There are some minor issues, the biggest being that when the action becomes frantic you can be playing almost blind, simply winging it. This is because there is to much going on, that you cannot see what is going on at all times, losing sight of your character. It can be frustrating and can descend into pure button mashing as you try to survive. That is the only real fault we could find with the game though, it is a major one, but you are able to see past it and enjoy the experience still.

What impresses about Dragon’s Crown is that despite looking from the outside as a niche title, that would be favoured by a certain crowd, you find it is actually a game that has broad appeal, that can be played by total newcomers, or experts alike. It is easy to jump in and play through the campaign, button mashing your way through, or playing with more skill and finesse. The class you pick essentially helps to decide the way in which the game is played.
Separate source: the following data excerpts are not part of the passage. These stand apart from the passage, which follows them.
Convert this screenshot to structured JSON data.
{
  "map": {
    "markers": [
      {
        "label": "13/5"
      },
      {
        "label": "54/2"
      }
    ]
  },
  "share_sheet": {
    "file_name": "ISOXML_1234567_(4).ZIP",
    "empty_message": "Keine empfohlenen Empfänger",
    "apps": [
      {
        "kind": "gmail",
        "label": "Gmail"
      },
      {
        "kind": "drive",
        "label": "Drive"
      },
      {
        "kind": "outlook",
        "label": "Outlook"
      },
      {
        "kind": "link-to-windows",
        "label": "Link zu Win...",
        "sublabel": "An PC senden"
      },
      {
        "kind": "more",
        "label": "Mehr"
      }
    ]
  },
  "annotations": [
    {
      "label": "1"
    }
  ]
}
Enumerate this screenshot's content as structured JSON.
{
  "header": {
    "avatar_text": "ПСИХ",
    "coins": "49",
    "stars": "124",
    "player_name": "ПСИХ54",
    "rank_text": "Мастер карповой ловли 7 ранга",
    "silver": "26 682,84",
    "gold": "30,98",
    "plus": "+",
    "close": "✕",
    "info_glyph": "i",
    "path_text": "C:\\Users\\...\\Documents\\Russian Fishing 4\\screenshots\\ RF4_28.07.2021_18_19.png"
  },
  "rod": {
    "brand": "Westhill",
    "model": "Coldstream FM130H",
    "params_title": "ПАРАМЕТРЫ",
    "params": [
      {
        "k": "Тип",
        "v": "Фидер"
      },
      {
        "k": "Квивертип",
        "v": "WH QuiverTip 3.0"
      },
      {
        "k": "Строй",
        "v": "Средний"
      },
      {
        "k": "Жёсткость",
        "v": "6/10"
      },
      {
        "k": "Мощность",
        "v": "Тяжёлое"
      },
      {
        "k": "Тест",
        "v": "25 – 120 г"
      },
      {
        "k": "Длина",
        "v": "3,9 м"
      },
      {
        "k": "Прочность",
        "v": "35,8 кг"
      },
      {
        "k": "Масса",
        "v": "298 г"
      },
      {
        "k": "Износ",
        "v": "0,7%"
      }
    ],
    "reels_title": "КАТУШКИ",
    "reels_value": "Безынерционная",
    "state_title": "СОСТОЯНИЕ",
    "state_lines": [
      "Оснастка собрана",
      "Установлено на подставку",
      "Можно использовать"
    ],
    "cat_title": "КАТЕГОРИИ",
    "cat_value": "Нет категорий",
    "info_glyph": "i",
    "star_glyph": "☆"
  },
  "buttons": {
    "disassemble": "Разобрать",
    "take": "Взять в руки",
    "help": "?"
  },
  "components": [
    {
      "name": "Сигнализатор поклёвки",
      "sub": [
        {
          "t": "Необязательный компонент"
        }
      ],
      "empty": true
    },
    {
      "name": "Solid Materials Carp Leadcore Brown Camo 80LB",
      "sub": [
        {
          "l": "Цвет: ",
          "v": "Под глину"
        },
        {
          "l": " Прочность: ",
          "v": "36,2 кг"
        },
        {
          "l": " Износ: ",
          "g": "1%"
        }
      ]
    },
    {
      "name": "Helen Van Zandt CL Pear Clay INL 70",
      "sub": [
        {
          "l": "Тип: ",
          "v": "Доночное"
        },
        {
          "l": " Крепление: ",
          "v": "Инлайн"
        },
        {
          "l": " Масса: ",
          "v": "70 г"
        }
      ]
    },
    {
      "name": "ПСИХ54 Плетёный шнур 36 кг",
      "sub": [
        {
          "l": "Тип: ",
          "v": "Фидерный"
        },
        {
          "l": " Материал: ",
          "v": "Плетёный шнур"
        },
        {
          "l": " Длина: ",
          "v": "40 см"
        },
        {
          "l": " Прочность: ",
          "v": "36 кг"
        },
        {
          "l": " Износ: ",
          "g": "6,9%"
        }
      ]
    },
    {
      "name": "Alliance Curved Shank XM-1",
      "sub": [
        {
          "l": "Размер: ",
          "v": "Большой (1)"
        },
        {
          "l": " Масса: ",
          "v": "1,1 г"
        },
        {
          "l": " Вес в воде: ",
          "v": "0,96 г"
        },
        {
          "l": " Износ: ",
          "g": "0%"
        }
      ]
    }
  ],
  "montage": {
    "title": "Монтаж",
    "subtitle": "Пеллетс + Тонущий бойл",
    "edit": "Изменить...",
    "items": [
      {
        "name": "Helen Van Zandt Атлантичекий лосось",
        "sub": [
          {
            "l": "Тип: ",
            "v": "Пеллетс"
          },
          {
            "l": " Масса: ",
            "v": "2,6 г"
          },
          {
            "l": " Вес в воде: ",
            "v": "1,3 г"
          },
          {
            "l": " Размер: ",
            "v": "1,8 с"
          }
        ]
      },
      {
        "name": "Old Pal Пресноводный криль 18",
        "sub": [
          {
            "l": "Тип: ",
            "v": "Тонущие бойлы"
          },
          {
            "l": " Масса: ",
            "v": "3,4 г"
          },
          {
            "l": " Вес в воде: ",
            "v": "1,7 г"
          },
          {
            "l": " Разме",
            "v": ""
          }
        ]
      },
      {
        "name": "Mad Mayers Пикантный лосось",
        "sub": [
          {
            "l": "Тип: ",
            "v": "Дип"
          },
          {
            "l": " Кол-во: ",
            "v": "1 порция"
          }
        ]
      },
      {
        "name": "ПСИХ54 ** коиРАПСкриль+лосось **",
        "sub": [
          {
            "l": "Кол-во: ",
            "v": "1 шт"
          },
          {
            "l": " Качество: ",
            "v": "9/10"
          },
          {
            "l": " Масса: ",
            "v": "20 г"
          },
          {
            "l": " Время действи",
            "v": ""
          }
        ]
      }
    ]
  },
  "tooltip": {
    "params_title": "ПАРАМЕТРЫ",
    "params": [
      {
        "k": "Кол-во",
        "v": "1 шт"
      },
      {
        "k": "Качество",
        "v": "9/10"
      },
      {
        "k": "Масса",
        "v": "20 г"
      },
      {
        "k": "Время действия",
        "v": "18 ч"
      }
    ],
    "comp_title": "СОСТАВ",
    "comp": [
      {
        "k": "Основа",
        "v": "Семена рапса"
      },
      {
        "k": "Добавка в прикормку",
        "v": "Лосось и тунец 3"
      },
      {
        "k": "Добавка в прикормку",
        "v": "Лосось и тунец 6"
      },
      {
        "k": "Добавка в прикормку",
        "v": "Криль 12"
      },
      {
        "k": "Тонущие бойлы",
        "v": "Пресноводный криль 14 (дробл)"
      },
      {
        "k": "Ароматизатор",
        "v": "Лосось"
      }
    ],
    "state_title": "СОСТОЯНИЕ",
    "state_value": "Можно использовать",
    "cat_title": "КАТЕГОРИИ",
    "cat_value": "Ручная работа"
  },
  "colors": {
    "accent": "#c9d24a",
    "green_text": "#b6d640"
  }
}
The RPG elements are as good as you’d expect in any other game with a levelling system. As you score points, you gain XP and the more XP gained, the higher the level your character will become. Along with this, is the ability to gain skill points and unlock new skills to make your character better and better. These can be direct improvements to attributes, boosts to score and wealth, or new moves and boosts to damage done.

It is a game that can be as complex of simple as you want. Yet there is only the one difficulty setting, it is only after you beat the game, that you have the option to unlock different difficulties. This is a nice touch and shows just how well balanced the game is from the very start.

You cannot talk about Dragon’s Crown without mentioning the visuals. They do stand out, thanks to an illustrative style that appears to have been born from a teenager’s fantasy, but looking past that and you have a game that is dripping in beautiful artwork. The characters has a ton of details, as do the backgrounds and level design. It is yet another example of how 2D can really show off the capabilities of a machine.

Dragon’s Crown is far from being a single player experience, it actively encourages co-operative play, whether that be local (if you play the PS3 version) or Ad-Hoc on the Vita. Even if you can’t get people to join your adventure, the AI will play the other three members of your party and work surprisingly well as they help you take down the waves of enemies that litter each level.

Dragon’s Crown is an amazing experience and whilst it may be easy to turn your nose up at it, due to the visual style of the characters, to do so you would be denying yourself the chance of playing one the the best side-scrolling beat-em-ups of all time. A game with simplicity, that is also as deep as you want it to be. Open to newcomers and experienced players alike, you need this in your life.